Lehde. Arbeiten mit dem Naturbaustoff Lehm – für den Handwerkskurs im Freilandmuseum Lehde sind noch Plätze frei

Lehm ist ein natürlicher Baustoff mit vielen ökologischen und baulichen Vorzügen. Für den nächsten Kurs zum Arbeiten mit dem vielseitigen Naturbaustoff am Samstag, 24. Juni 2017 im Freilandmuseum Lehde sind noch Plätze frei. Dabei zeigt Museumspädagoge Dirk Ehrhardt wie und wo man früher überall mit Lehm verputzte.

Im Kurs lernen die Teilnehmer aktiv wie der Lehm richtig aufbereitet wird, was sonst noch alles in den Putz kommt und wie er möglichst lange an der Wand hält. Bei der praktischen Arbeit werden die Wände eines historischen Museumsgebäudes neuverputzt. Los geht es um 10 Uhr. Der Kurs dauert bis 15 Uhr inklusive einer Stunde Mittagspause.

Das Angebot ist Teil der Workshopreihe historischer Handwerkstechniken in den Museen des Landkreises Oberspreewald-Lausitz. Seit der Steinzeit bekannt, war das Bauen mit Lehm und Stroh besonders im Mittelalter weit verbreitet. Heute erfährt der Umgang mit natürlichen Baumaterialen wie Holz, Lehm und Stroh wegen ihrer besonderen Eigenschaften wieder eine Renaissance. Museumspädagoge Dirk Erhardt gibt in dem Kurs einen Einblick in die Geschichte des Baustoffes Lehm und beantwortet die Fragen zur praktischen Anwendung zuhause.

Wer teilnehmen möchte, meldet sich bitte bis zum Donnerstag, 22. Juni unter Tel: 03542-871508 oder direkt bei dirk-ehrhardt@museum-osl.de an.
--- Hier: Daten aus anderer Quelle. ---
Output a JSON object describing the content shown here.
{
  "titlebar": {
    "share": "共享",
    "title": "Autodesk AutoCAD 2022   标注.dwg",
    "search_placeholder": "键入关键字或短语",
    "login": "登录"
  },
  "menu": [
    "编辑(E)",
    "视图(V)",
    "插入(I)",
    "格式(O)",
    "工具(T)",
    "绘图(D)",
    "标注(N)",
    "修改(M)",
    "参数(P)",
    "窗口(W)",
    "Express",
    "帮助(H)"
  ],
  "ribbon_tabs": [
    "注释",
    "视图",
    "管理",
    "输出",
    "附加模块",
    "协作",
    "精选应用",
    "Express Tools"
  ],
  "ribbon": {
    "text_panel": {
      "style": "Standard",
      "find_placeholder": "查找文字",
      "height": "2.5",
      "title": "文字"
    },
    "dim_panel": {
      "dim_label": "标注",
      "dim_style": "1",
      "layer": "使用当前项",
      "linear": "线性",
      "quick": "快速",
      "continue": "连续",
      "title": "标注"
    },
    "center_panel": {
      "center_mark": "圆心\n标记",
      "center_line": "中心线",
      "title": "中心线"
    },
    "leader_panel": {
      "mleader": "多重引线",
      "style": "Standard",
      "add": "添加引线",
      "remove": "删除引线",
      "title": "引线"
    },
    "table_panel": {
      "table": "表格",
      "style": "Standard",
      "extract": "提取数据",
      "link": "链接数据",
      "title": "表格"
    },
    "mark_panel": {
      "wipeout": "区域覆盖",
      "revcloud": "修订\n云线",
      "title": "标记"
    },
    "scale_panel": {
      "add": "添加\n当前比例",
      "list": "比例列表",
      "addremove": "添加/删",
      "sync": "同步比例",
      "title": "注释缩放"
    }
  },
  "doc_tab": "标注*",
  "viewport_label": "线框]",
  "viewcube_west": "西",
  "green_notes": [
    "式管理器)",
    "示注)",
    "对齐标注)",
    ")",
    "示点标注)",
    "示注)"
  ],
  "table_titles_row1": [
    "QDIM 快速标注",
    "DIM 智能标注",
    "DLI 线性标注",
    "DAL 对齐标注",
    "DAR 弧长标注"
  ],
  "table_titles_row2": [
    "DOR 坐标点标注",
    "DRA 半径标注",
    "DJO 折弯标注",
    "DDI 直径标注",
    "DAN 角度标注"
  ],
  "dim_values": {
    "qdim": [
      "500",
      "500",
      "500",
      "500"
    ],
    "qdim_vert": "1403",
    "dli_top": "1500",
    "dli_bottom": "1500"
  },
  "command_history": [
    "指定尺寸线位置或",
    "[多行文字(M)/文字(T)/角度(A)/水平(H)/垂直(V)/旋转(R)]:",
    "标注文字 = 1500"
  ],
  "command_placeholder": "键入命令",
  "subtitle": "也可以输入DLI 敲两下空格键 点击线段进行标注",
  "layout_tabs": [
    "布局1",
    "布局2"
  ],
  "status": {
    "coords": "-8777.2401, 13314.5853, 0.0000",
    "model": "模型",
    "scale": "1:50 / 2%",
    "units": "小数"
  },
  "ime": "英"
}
Der Workshop kostet 30 € (inkl. Museumseintritt und Material) pro Person. Die Teilnehmer sollten Arbeitskleidung, festes Schuhwerk und Arbeitshandschuhe mitbringen

Kontakt:
Freilandmuseum Lehde
An der Giglitza 1a
03222 Lübbenau OT Lehde
Tel: 03542-871508
spreewaldmuseum@museum-osl.de
www.museums-entdecker.de

Öffnungszeiten: täglich 10 bis 18 Uhr (April bis September), täglich 10 bis 17 Uhr (Oktober)
Bild: Arbeiten mit Lehm beim Handwerkskurs im Freilandmuseum Lehde.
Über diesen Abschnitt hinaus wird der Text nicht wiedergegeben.